スノーボードを追い続けて30年。2026年3月、ミラノ五輪のメダリストたちが日本のスキー場で放った「ある輝き」に、私は時代の大きな転換点を見ました。
タイムラインを揺らした「奇跡の目撃談」
今、SNSのタイムラインを温かく揺らしている、ある「目撃談」をご存知でしょうか。
それは、2026年2月のミラノ五輪で日本中を熱狂させた、長谷川帝勝(たいが)選手や戸塚優斗選手といったメダリストたちの「素顔」です。
帰国後の3月、長野県の白馬エリアなどで「リフト待ちをしていたら、目の前に普通にメダリストがいた!」という驚きの投稿が相次いでいます。

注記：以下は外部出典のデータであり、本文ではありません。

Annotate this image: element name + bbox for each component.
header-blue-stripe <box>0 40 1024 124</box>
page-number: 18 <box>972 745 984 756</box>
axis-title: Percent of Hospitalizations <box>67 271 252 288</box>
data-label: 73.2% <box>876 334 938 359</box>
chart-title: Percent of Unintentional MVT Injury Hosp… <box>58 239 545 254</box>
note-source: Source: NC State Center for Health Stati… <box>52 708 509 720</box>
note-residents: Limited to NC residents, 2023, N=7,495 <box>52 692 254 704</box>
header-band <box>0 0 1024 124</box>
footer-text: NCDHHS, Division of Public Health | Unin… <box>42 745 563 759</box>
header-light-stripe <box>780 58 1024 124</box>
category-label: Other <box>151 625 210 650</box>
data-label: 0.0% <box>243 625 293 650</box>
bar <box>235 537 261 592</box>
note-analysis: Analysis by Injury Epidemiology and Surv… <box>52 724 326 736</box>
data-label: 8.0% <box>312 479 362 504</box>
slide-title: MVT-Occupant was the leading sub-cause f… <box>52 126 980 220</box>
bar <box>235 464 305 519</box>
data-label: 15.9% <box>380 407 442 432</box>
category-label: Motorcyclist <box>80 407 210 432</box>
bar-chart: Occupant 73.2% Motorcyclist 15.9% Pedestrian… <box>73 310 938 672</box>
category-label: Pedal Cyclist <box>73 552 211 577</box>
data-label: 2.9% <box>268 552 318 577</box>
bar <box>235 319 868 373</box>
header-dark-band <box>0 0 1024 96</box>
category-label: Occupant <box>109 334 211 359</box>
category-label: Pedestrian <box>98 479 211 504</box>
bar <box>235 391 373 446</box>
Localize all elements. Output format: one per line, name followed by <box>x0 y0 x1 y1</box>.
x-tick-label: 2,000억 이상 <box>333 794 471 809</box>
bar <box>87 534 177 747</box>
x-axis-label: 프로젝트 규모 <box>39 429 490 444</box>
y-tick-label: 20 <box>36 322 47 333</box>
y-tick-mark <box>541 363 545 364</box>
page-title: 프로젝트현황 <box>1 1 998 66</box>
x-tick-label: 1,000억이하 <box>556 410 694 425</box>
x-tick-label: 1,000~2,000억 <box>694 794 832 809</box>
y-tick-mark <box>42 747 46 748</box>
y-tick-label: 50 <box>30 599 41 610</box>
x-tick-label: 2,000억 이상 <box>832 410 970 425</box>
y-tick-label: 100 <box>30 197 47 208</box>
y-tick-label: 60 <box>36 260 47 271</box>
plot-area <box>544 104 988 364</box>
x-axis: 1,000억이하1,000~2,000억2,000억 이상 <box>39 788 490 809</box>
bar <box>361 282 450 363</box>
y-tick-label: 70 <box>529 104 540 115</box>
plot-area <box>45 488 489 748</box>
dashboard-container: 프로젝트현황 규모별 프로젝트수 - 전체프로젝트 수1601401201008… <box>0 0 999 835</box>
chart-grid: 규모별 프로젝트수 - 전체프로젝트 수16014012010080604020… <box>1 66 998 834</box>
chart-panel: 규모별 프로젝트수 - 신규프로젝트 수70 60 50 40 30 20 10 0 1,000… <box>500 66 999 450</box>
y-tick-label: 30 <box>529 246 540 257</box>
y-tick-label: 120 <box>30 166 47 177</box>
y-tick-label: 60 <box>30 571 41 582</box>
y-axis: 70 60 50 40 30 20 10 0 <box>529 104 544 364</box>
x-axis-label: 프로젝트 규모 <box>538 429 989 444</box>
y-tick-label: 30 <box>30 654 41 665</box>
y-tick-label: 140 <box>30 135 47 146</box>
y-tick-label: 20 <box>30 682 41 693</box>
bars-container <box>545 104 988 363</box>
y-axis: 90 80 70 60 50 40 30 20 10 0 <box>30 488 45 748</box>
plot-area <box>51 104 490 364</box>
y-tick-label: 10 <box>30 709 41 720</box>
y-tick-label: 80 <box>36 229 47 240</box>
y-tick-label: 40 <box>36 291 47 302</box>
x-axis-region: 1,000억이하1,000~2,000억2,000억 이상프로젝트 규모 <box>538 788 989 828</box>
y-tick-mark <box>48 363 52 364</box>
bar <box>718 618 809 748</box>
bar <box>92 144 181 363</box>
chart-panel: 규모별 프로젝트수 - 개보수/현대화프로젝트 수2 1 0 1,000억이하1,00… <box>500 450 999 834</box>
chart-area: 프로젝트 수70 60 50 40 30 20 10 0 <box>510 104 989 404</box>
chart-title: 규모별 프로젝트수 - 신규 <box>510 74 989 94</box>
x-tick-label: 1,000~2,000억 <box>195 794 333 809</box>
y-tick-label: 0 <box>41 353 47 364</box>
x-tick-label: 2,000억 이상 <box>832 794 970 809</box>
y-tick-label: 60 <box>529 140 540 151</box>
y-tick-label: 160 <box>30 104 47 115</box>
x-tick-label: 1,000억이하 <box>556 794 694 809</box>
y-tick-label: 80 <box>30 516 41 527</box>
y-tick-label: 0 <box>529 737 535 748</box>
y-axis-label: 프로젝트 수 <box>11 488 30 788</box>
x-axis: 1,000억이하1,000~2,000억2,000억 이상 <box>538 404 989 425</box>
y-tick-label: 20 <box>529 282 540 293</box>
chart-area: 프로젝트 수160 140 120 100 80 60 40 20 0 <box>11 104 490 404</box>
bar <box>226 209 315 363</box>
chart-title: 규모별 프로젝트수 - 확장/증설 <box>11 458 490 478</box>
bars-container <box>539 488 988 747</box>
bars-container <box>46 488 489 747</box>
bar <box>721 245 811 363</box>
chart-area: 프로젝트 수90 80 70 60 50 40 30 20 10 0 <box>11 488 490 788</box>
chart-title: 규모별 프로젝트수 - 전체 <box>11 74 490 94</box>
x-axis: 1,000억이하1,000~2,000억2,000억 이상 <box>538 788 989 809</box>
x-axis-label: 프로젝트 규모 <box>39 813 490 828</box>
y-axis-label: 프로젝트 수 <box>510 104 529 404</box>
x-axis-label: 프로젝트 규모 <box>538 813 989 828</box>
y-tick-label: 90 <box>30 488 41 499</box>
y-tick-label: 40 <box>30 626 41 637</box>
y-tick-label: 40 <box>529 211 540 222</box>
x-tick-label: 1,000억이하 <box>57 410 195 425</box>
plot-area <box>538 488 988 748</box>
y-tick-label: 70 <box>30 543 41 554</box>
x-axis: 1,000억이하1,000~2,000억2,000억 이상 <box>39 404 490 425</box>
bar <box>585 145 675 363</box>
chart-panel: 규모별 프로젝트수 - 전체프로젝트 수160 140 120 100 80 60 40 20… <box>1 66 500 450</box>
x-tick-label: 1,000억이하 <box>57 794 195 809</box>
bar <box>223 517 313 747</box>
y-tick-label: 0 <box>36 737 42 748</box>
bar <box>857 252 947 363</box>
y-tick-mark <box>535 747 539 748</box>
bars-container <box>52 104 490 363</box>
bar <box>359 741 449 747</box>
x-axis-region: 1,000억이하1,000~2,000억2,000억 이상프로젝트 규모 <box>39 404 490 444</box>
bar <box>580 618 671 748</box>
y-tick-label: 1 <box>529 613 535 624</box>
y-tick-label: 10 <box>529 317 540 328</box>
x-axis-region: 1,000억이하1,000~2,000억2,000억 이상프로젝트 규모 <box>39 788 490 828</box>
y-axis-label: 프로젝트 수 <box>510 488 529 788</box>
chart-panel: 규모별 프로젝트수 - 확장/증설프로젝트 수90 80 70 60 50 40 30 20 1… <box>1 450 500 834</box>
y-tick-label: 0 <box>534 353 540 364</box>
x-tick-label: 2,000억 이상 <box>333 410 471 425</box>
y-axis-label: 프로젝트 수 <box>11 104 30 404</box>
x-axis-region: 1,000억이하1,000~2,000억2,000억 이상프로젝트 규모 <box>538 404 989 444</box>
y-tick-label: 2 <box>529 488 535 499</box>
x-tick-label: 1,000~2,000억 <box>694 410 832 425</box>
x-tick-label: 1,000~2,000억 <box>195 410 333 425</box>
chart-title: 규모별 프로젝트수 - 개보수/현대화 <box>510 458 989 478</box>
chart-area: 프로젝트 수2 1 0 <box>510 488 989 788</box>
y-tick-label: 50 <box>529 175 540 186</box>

特別な警備もつけず、重いボードを抱えて一般のお客さんに混じって順番を待つ。スマホが捉えたその「等身大な姿」は、瞬く間に数万の「いいね」を集め、世界中のファンを笑顔にしています。
30年前、プロは「近寄れない特権階級」だった
私がスノーボードを始めた30年前、トッププロや五輪選手は、まさに「雲の上の存在」でした。当時のスキー場は今よりもずっと殺伐(さつばつ)としていて、上手い人ほど「初心者は邪魔だ」と言わんばかりの、ピリついたオーラを放っていたんです。
私自身、重いボードを抱えてリフトを待つ間、プロたちの威圧感に縮こまっていました。「声をかけるなんて一生無理」。そんなヒリヒリした空気が当たり前だった、あの孤独な雪山を今も鮮明に覚えています。
「消えた自撮り棒」がつなぐ、プロとアマの新しい絆
なぜ今のメダリストは、これほどまでにフレンドリーなのでしょうか? 30年滑り続けてきた私には、その理由が分かります。
30年前、自分の滑りを映像に残すにはプロのカメラマンが必要でした。しかし今は、最新の360度カメラを使いこなし、プロもアマも同じSNSという場所で「楽しさ」を共有しています。
同じ「カッコいい滑り」を狙う仲間として、リフトで隣り合わせた一般客に「今のジャンプ、最高だったね!」とメダリストが声をかける。この「雪山の民主化」は、どんな高難度のトリックを見るよりも、私の胸を熱くさせます。
次の世代へつなぐ、メダルよりも大切なもの
先日も、女子ハーフパイプ銅メダルの小野光希選手が、転んで泣いている子供の手を引いて滑る姿がSNSで大きな反響を呼びました。
30年前の私たちが見落としていたもの。それは「上手さ」を競うことよりも、「楽しさを誰かと分かち合う」という本当の心の強さです。
「昔は良かった」なんて言葉は、今の雪山には必要ありません。30年経って、スノーボードは世界一優しくて、世界一自由なスポーツに進化したのだと、彼らの笑顔が証明してくれています。
まとめ:雪山で見つけた「最高の未来」
「リフトの列でメダリストと笑い合う」。そんな魔法のような光景が、2026年の日本のスキー場にはあふれています。
世界一の技術を持っていても、心はいつも雪を楽しむ一人のファン。そんな彼らが作る新しい文化を、30年選手の私は心から誇りに思います。
雪の上で出会ったら、勇気を出してグータッチしてみませんか? そこには、金メダルよりも熱い「最高の出会い」が待っているはずです。